Curious about what sourdough is and why it’s so darn special? Scroll down below for some sourdough FAQs!
At this time, As Kneaded Bakery does not offer any breads that are gluten free.
Bialy: A chewy and airy relative of the bagel with a center chock full of onions and poppy seeds.
Dough ingredients: Wheat flour, water, malted wheat flour (wheat flour, malted barley flour), sea salt, yeast. Topping ingredients: Onion, poppy seeds, olive oil.
Bostock: A delectable morning "pastry": a thick cut piece of our Challah, drizzled with simple syrup, seasonal jam, in-house almond frangipane, and topped with sliced almonds. Baked to perfection.
Dough ingredients: Wheat flour, water, eggs, sugar, oil, sea salt, yeast. Topping ingredients: Seasonal jam (rotating), almonds, white sugar, butter, eggs, simple syrup (sugar, water), sea salt.
Morning Bun: A rich brioche dough swirled with a heavenly filling made from butter, honey, brown sugar, and spices.
Dough ingredients: Wheat flour, eggs, butter, whole milk, white sugar, sea salt, yeast. Filling ingredients: Butter, honey, brown sugar, cinnamon.
THE BEAUTY & BENEFITS OF SOURDOUGH
What makes sourdough different? Sourdough breads get their rise from the use of a starter, also known as a levain or natural leavening, rather than commercial yeast.
What is sourdough starter? A starter is a fermented mixture of flour and water, or sometimes another liquid. It contains wild yeast and bacteria, which naturally occur in flour and our environment. According to one study, a single teaspoon of starter contains nearly 50 million wild yeasts and 5 billion bacteria! The fermentation processes that occur in the starter ultimately produce carbon dioxide gas, which in turn creates air bubbles in our doughs, causing them to rise.
Are all starters the same? Unlike commercial yeast, which all comes from a single species, the characteristics of sourdough starters can vary widely. Factors that can set a starter apart include the ratio of flour and water used, how it’s stored, or the way it’s refreshed or “fed” over time. These differences help make the sourdough universe as diverse as it is delicious!
Is sourdough better for you? The combination of a long fermentation process with the presence of wild yeasts and bacteria is known to imbue sourdough with a few health perks:
Lower glycemic index: Compared to breads baked with commercial yeast, sourdough produces a more gradual and less extreme increase in blood sugar.

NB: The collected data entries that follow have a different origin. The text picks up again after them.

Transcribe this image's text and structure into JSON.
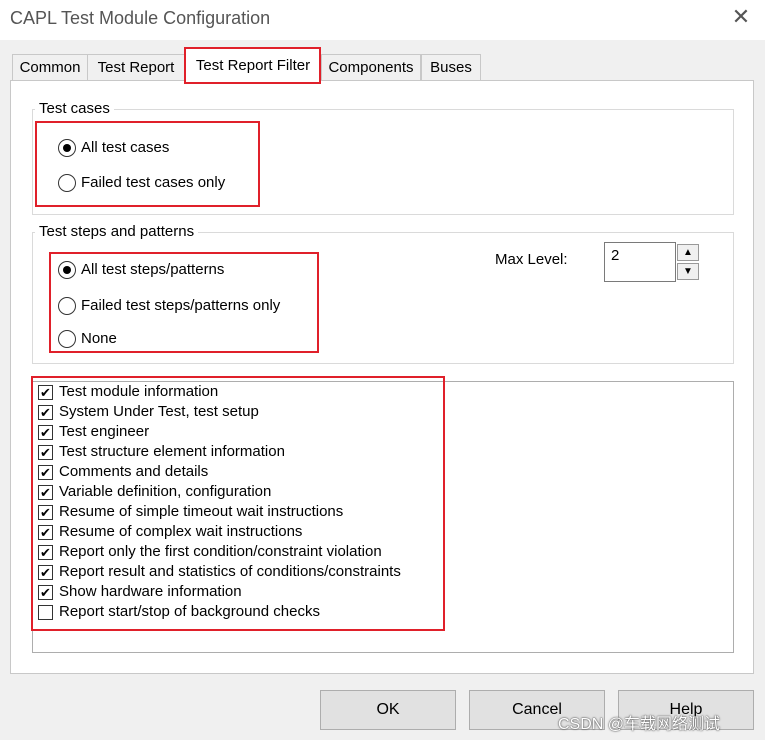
{
  "window": {
    "title": "CAPL Test Module Configuration",
    "close_glyph": "✕"
  },
  "tabs": [
    {
      "label": "Common"
    },
    {
      "label": "Test Report"
    },
    {
      "label": "Test Report Filter"
    },
    {
      "label": "Components"
    },
    {
      "label": "Buses"
    }
  ],
  "active_tab": "Test Report Filter",
  "test_cases": {
    "legend": "Test cases",
    "options": [
      {
        "label": "All test cases",
        "selected": true
      },
      {
        "label": "Failed test cases only",
        "selected": false
      }
    ]
  },
  "test_steps": {
    "legend": "Test steps and patterns",
    "options": [
      {
        "label": "All test steps/patterns",
        "selected": true
      },
      {
        "label": "Failed test steps/patterns only",
        "selected": false
      },
      {
        "label": "None",
        "selected": false
      }
    ],
    "max_level_label": "Max Level:",
    "max_level_value": "2"
  },
  "checklist": [
    {
      "label": "Test module information",
      "checked": true
    },
    {
      "label": "System Under Test, test setup",
      "checked": true
    },
    {
      "label": "Test engineer",
      "checked": true
    },
    {
      "label": "Test structure element information",
      "checked": true
    },
    {
      "label": "Comments and details",
      "checked": true
    },
    {
      "label": "Variable definition, configuration",
      "checked": true
    },
    {
      "label": "Resume of simple timeout wait instructions",
      "checked": true
    },
    {
      "label": "Resume of complex wait instructions",
      "checked": true
    },
    {
      "label": "Report only the first condition/constraint violation",
      "checked": true
    },
    {
      "label": "Report result and statistics of conditions/constraints",
      "checked": true
    },
    {
      "label": "Show hardware information",
      "checked": true
    },
    {
      "label": "Report start/stop of background checks",
      "checked": false
    }
  ],
  "buttons": {
    "ok": "OK",
    "cancel": "Cancel",
    "help": "Help"
  },
  "watermark": "CSDN @车载网络测试",
  "colors": {
    "highlight": "#e0202a",
    "background": "#f0f0f0"
  }
}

More nutrient-rich: The lactic acid produced by the starter helps decrease the presence of another type of acid, phytic acid, that interferes with nutrient absorption. As Kneaded sourdough is made even more nutrient-rich by our heavy reliance on whole grains!

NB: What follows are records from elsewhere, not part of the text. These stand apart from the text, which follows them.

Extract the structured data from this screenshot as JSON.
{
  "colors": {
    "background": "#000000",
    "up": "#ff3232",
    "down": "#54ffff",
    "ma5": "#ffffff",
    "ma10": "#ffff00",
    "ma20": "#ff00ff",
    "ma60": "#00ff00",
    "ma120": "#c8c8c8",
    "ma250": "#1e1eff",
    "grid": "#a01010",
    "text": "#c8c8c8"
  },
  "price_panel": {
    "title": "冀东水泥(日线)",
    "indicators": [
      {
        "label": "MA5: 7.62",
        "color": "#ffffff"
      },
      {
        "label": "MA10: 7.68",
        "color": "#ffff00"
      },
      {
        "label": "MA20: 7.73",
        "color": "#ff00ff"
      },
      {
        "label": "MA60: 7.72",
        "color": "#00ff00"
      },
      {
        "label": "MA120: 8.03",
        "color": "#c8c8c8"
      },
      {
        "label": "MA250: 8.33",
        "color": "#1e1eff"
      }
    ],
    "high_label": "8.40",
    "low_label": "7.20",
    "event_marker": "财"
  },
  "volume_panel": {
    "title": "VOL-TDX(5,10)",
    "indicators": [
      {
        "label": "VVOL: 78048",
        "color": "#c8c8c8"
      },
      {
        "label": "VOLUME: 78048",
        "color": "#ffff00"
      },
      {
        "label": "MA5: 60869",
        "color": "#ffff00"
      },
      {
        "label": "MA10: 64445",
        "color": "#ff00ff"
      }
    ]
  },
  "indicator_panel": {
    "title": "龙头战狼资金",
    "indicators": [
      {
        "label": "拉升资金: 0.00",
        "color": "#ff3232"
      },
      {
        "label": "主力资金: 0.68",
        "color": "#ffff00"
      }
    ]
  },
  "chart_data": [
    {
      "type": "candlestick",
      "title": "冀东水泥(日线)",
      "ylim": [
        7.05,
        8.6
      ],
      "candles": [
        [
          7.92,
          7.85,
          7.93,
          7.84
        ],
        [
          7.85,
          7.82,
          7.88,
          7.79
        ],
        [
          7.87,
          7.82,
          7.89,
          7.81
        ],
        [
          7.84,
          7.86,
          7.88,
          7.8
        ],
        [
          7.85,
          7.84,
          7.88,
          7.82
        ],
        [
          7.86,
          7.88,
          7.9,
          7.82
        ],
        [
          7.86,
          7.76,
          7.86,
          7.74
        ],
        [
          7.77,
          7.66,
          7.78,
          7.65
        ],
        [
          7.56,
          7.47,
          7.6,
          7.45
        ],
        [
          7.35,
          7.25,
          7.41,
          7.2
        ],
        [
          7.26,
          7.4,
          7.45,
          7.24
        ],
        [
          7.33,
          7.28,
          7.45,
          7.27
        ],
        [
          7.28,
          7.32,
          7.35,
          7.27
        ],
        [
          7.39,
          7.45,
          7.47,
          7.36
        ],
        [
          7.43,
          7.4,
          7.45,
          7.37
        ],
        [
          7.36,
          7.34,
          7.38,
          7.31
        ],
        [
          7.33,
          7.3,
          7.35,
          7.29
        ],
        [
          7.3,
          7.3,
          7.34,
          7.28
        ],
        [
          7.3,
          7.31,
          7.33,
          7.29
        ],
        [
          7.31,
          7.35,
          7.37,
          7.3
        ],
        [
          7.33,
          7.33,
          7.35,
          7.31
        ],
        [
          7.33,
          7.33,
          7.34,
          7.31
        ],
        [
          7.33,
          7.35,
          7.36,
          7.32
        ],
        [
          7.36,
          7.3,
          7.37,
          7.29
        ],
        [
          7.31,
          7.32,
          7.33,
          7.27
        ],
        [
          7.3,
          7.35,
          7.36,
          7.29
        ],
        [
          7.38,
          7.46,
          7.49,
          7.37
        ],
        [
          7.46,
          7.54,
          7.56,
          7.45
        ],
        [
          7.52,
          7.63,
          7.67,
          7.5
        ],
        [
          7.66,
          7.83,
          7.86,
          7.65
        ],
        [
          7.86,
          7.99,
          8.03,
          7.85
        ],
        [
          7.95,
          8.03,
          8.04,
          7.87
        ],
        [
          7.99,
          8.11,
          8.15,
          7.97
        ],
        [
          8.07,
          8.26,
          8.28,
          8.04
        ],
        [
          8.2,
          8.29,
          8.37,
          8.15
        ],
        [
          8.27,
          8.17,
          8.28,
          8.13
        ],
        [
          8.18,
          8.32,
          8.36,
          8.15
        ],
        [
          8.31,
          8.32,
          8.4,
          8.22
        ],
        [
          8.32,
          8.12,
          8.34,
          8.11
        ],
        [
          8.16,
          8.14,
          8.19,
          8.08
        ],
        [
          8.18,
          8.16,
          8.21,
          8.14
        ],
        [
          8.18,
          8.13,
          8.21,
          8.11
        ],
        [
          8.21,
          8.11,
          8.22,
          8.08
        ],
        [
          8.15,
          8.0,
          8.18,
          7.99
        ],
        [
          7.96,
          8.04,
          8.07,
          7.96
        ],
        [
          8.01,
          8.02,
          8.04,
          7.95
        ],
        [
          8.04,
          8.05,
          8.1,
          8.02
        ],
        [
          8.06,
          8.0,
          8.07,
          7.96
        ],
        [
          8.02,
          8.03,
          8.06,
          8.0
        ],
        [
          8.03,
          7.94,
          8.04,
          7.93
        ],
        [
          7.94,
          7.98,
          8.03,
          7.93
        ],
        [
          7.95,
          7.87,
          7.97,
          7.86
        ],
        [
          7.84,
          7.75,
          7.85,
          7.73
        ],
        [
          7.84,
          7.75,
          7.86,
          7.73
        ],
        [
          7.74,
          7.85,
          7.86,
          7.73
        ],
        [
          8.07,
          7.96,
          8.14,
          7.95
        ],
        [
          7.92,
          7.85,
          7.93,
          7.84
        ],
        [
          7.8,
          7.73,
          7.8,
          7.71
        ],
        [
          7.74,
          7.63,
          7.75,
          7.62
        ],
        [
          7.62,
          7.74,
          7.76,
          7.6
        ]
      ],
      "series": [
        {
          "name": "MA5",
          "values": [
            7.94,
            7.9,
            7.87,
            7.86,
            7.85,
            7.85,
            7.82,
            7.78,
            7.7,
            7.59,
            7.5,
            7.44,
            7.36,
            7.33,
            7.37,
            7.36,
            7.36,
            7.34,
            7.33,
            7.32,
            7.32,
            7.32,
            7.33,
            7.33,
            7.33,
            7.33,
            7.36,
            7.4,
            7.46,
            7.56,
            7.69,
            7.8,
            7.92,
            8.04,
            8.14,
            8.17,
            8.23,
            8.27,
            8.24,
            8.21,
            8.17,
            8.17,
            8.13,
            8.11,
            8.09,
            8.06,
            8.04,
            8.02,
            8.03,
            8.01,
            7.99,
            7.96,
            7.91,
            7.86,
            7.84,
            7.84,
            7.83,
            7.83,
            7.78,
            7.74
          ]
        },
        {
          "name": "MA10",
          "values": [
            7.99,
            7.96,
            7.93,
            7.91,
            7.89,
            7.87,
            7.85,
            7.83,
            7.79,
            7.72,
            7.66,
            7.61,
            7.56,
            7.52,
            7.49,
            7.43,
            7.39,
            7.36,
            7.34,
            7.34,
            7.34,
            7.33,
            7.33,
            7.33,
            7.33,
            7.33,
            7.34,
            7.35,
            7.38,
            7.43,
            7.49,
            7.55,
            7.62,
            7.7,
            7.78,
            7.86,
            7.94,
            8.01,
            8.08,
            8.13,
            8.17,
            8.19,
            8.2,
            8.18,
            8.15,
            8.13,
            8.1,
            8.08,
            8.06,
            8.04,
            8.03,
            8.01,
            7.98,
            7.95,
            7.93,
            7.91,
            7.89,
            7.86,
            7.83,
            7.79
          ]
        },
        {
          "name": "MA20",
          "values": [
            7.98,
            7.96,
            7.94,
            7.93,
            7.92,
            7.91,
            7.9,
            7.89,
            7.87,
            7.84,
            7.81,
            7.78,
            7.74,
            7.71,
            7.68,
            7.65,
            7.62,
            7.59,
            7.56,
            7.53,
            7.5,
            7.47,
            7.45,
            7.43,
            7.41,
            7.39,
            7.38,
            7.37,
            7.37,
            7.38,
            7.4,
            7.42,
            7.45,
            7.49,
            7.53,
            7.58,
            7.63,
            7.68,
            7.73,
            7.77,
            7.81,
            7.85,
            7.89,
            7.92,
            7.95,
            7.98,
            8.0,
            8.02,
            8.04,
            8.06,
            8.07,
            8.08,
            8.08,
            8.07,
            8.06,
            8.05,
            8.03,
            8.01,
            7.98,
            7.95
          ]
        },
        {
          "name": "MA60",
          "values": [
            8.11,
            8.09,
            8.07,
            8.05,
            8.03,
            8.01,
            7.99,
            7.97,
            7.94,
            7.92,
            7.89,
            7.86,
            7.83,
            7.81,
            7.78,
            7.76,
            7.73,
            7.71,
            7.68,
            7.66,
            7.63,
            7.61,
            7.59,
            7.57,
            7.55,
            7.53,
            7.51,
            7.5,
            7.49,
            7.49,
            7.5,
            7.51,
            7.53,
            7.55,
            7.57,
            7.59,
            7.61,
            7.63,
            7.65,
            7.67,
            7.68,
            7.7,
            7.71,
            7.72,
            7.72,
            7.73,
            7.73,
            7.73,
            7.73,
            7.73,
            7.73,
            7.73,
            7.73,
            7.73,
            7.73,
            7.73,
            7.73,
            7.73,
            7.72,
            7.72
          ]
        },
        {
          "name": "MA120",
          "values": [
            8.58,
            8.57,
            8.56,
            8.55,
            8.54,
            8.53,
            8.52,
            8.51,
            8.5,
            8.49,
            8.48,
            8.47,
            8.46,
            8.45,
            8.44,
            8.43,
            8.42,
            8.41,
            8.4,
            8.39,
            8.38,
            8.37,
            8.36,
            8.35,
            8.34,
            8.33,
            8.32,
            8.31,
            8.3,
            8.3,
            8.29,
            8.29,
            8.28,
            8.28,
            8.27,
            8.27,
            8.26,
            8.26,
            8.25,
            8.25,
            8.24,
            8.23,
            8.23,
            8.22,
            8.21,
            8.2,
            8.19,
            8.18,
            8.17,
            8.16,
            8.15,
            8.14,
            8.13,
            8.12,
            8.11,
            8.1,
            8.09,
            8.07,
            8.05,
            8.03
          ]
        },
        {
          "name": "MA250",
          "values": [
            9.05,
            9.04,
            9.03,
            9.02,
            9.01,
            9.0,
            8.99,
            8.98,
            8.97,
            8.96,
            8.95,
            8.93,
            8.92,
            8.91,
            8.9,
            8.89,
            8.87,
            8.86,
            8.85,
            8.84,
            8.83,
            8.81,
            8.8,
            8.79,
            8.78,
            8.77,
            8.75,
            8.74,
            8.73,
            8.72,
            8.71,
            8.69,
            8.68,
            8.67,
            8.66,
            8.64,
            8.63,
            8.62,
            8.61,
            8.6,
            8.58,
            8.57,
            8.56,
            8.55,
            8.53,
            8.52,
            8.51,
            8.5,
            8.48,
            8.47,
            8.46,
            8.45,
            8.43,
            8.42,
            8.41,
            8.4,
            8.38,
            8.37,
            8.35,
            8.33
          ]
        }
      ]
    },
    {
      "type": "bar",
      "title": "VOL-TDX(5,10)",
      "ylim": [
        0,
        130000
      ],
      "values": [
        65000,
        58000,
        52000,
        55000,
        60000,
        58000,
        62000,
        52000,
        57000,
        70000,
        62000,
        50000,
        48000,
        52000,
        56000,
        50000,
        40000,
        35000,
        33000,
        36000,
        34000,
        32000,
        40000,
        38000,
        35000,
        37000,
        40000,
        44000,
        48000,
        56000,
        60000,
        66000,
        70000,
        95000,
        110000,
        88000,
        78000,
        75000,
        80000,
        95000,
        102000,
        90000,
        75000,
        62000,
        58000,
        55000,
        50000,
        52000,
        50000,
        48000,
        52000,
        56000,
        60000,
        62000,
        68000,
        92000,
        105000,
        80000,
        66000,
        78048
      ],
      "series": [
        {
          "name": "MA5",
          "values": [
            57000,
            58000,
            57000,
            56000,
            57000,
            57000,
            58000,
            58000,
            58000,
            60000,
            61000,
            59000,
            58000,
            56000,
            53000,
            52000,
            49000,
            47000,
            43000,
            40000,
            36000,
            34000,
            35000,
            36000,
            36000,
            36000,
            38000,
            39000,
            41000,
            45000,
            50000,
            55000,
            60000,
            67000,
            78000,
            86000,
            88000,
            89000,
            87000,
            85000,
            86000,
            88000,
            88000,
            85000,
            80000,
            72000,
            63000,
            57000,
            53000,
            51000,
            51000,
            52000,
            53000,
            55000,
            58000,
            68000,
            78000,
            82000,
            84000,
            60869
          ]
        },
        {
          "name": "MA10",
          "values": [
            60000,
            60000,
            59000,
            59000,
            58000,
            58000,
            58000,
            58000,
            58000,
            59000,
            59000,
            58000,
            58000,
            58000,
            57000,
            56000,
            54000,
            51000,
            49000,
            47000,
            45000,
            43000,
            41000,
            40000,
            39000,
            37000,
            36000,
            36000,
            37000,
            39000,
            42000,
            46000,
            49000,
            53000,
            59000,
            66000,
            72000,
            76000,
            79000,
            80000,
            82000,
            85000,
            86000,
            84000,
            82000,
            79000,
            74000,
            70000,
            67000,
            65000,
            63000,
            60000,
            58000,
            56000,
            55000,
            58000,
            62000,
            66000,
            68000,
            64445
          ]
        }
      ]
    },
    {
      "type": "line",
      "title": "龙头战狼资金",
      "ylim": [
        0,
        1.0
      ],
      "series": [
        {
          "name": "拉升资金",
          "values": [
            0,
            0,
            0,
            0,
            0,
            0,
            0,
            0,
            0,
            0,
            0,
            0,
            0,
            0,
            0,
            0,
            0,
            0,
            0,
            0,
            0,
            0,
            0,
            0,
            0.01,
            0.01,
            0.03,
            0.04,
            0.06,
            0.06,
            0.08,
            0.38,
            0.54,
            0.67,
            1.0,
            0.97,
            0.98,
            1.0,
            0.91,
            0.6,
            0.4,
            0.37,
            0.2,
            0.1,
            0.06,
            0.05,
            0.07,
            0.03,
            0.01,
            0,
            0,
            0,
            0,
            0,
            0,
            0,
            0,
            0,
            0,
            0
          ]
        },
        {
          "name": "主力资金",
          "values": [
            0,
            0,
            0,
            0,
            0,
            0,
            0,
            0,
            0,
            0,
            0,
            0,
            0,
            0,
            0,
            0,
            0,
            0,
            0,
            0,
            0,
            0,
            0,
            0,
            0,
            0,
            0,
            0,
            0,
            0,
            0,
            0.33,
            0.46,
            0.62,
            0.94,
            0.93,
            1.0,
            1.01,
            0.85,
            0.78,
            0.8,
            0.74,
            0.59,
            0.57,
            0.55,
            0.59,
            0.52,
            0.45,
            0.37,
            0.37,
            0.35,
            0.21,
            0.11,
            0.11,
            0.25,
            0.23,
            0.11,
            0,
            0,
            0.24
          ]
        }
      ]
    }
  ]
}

Easier to digest: Although there is a lack of scientific consensus on this one, many people report finding sourdough easier to digest. This may be due to the probiotic qualities of the starter, which are similar to those found in other fermented foods.
Fewer additives: Sourdough can naturally last several days on your counter or shelf (and months more in your freezer!) without requiring any of the preservatives found in other store-bought breads. Because sourdough has naturally complex flavors, it also does not require the refined sugars and other additives used to artificially add more flavor to other commercial breads.
Are all of As Kneaded’s breads sourdough? No, because although we love sourdough and its unique benefits and characteristics, we believe some breads simply taste better without it. This is especially true of the traditional Parisienne baguette, which we absolutely, positively believe—and recently told San Francisco Magazine—should never be made with sourdough.